Anal-Olecranon Confusion, an Epidemic

Anal-Olecranon Confusion

I wrote recently to the American Psychiatric Association to comment un the inexplicable absence from the D.S.M. - the Diagnostic and Statistical Manual of psychiatric disorders - of anal-olecranon confusion, by no means a rare ailment.  I’ve known of the syndrome from the experience of a friend.  Here’s what I wrote to the A.P.A.:

American Psychiatric Association 

Dear A.P.A.

Around 1972, my young lady friend was consulting a psychiatrist in New York City.  Meg, a Barnard College student, had many issues with her father.  After hearing quite a bit about him, the good doctor told her, “Your father is afflicted with anal-olecranon confusion.”  After Meg’s quizzical look, he added, “That means he doesn’t know his ass from his elbow.” 

Some years later, I earned the M.S. Ed. degree in special education and learned a bit about the D.S.M.   I remembered this indispensable diagnosis and looked it up.  But it doesn’t appear in the D.S.M., and this seems to me a grave omission, given the wide diffusion of A.O.C. as a syndrome, and the severity of its effects on the afflicted and everyone around them.  Much time has passed; I hope you will remedy this for the D.S.M. VI. 

I claim no expertise in these matters, but A.O.C. clearly has multiple etiologies.  Given current conditions in the U.S. and the world at large, it appears to correlate highly with service in elected office and positions of great responsibility, although it is by no means limited to such societal roles.  Young children, with their ingenuous clear-sightedness, are almost never afflicted.  Onset for many is in adolescence, especially among males.  It tends to worsen with maturity, although with some subjects it goes into remission, what lay people call “getting smart”.  Little or no progress has been made in finding effective treatment, although anecdotal evidence suggests that a knock on the side of the head rarely suffices. 

It could be that this doctor was the first to identify the syndrome and name it, and in that case he deserves recognition.  As an achievement it is obviously on a par with Freud’s discovery of the unconscious.  I regret that at this remove I can’t remember his name with certainty, but it may have been Dr. Nardi.  I spoke with him by telephone once when he was calling Meg, and he had a European accent - I would say German-Jewish, despite the Italian name.  At the end of the conversation he said to me, “Be well, Allen.”  Even now it moves me to think of it.  He was like a perfect grandpa.  I suppose he is no longer among the living, or he’d be 110 or 120.  (I see that there are a few other Nardis in the profession, perhaps children or grandchildren.)  His warmth surely had curative properties of its own, and I will never forget it. 

Allen Schill 

Torino, Italy,
June 6, 2023

I’ve used this drawing before as the opener to the article about my Turbine Voodoo Missile, elsewhere on this blog.  Usually I don’t care to re-use illustrations, but in this case I could have done much worse.

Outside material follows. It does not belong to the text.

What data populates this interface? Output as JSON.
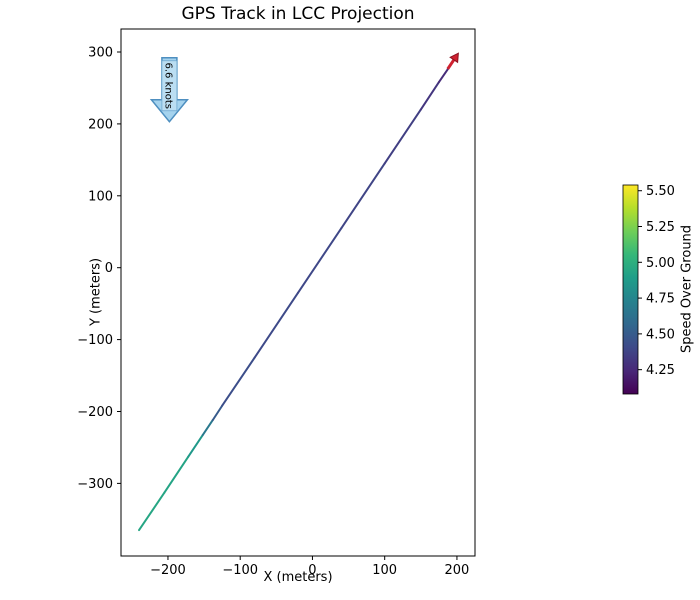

Another word about the diagnoses defined by the D.S.M.:  some years back, when I still lived in New York and had a few things to work out in therapy, I went for several months to a psychotherapist.  The expense was very modest, 50% of the therapist’s fee covered by the health insurance policy I had as a teacher in N.Y.C. public schools, and so a member of the U.F.T., the United Federation of Teachers.  (I’m a firm believer in labor unions.)  Every week I signed for the session to send to the insurer.  I paid no attention to it, but finally noticed that the therapist had written in, under diagnosis, ”adjustment disorder”.  I laughed.  Of course she had never told me that this was my problem.  To me it was a pointless term, and probably to her as well - you could just as well say that I was “going through some changes” that were giving me trouble.  But I guess they need catch-all term to satisfy the needs of the insurer.

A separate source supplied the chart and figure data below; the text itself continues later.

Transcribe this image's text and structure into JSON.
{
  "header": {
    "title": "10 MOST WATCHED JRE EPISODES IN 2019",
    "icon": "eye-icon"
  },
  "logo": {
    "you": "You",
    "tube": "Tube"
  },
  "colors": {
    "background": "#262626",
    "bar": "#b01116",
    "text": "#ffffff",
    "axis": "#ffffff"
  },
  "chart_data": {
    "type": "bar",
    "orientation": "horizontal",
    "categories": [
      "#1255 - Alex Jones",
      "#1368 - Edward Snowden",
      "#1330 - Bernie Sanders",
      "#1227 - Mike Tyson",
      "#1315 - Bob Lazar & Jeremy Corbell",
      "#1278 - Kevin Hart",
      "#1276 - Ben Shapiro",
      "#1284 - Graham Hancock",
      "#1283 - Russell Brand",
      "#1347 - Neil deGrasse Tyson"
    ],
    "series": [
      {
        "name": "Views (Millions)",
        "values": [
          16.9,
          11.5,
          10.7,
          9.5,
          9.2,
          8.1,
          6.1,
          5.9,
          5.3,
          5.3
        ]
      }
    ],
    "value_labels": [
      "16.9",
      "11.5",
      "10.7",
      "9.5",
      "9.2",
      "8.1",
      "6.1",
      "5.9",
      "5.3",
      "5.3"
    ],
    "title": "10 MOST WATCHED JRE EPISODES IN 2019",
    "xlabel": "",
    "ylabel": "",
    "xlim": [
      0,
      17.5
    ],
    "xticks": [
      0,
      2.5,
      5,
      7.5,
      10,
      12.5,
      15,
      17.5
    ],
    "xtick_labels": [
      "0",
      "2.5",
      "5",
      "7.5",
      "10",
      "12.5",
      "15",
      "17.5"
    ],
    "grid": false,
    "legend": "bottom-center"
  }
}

P.S. - I recently read a wonderful novel, ”Bewilderment”, by Richard Powers.  It’s about an astrobiologist - who studies faraway planets to speculate on whether life might exist there - and his young son, a boy who is troubled, above all (as is his father), by the sudden death of his mother in a road accident.  She is/was an activist on behalf of wildlife preservation; it seem she swerved to avoid hitting an animal one night and lost control of her car.  She was also an avid birdwatcher.  The boy has trouble at school, and is even prone to violent outbursts.  The doctors and psychologists are urging that he begin taking medication.  The father - narrator of the story - resists putting an eight-year-old on drugs.  In passing, he remarks that the D.S.M., strangely, hypocritically, has no designation for the compulsion to diagnose people.

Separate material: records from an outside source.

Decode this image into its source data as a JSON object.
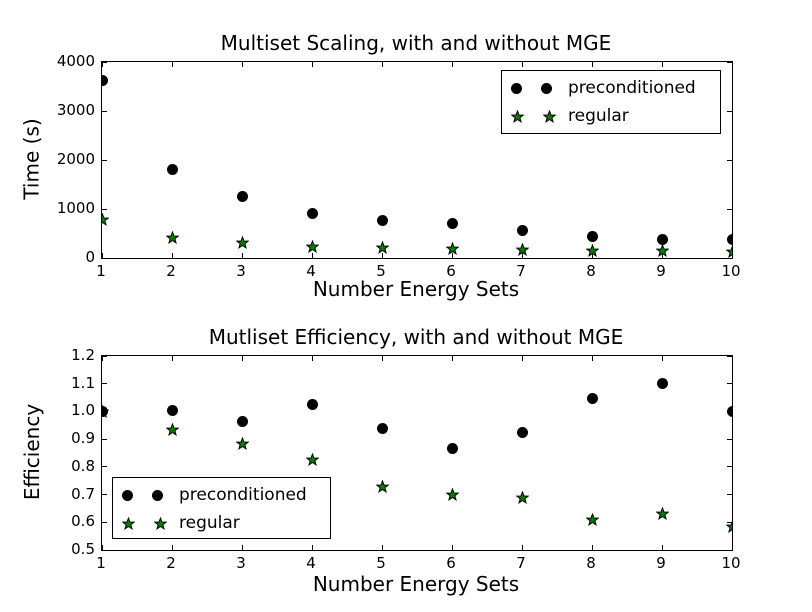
{
  "figure": {
    "background_color": "#ffffff",
    "axis_color": "#000000"
  },
  "chart_data": [
    {
      "type": "scatter",
      "title": "Multiset Scaling, with and without MGE",
      "xlabel": "Number Energy Sets",
      "ylabel": "Time (s)",
      "xlim": [
        1,
        10
      ],
      "ylim": [
        0,
        4000
      ],
      "xticks": [
        1,
        2,
        3,
        4,
        5,
        6,
        7,
        8,
        9,
        10
      ],
      "xtick_labels": [
        "1",
        "2",
        "3",
        "4",
        "5",
        "6",
        "7",
        "8",
        "9",
        "10"
      ],
      "yticks": [
        0,
        1000,
        2000,
        3000,
        4000
      ],
      "ytick_labels": [
        "0",
        "1000",
        "2000",
        "3000",
        "4000"
      ],
      "grid": false,
      "legend_position": "upper right",
      "x": [
        1,
        2,
        3,
        4,
        5,
        6,
        7,
        8,
        9,
        10
      ],
      "series": [
        {
          "name": "preconditioned",
          "marker": "circle",
          "color": "#000000",
          "edge_color": "#000000",
          "values": [
            3630,
            1810,
            1260,
            900,
            770,
            695,
            565,
            430,
            375,
            370
          ]
        },
        {
          "name": "regular",
          "marker": "star",
          "color": "#008000",
          "edge_color": "#000000",
          "values": [
            785,
            410,
            325,
            240,
            205,
            195,
            165,
            150,
            145,
            135
          ]
        }
      ]
    },
    {
      "type": "scatter",
      "title": "Mutliset Efficiency, with and without MGE",
      "xlabel": "Number Energy Sets",
      "ylabel": "Efficiency",
      "xlim": [
        1,
        10
      ],
      "ylim": [
        0.5,
        1.2
      ],
      "xticks": [
        1,
        2,
        3,
        4,
        5,
        6,
        7,
        8,
        9,
        10
      ],
      "xtick_labels": [
        "1",
        "2",
        "3",
        "4",
        "5",
        "6",
        "7",
        "8",
        "9",
        "10"
      ],
      "yticks": [
        0.5,
        0.6,
        0.7,
        0.8,
        0.9,
        1.0,
        1.1,
        1.2
      ],
      "ytick_labels": [
        "0.5",
        "0.6",
        "0.7",
        "0.8",
        "0.9",
        "1.0",
        "1.1",
        "1.2"
      ],
      "grid": false,
      "legend_position": "lower left",
      "x": [
        1,
        2,
        3,
        4,
        5,
        6,
        7,
        8,
        9,
        10
      ],
      "series": [
        {
          "name": "preconditioned",
          "marker": "circle",
          "color": "#000000",
          "edge_color": "#000000",
          "values": [
            1.0,
            1.005,
            0.965,
            1.025,
            0.94,
            0.865,
            0.925,
            1.045,
            1.1,
            1.0
          ]
        },
        {
          "name": "regular",
          "marker": "star",
          "color": "#008000",
          "edge_color": "#000000",
          "values": [
            1.0,
            0.935,
            0.885,
            0.825,
            0.73,
            0.7,
            0.69,
            0.61,
            0.63,
            0.585
          ]
        }
      ]
    }
  ]
}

P.P.S. - The subject of psychiatric disorders reminds me of a film from way back, by Woody Allen, with Alan Alda.  The usual Upper West Side liberal intelligentsia.  But the weirdo of the family was Alda’s son, inexplicably a Buckleyite conservative.  Part of the all-around happy ending was the discovery that the young man’s problem was merely a local vascular problem in his brain - he was successfully treated, and thus transformed into the benign liberal he always was underneath.  (“And then they all had tea”, which is either James Joyce or Beatrix Potter.)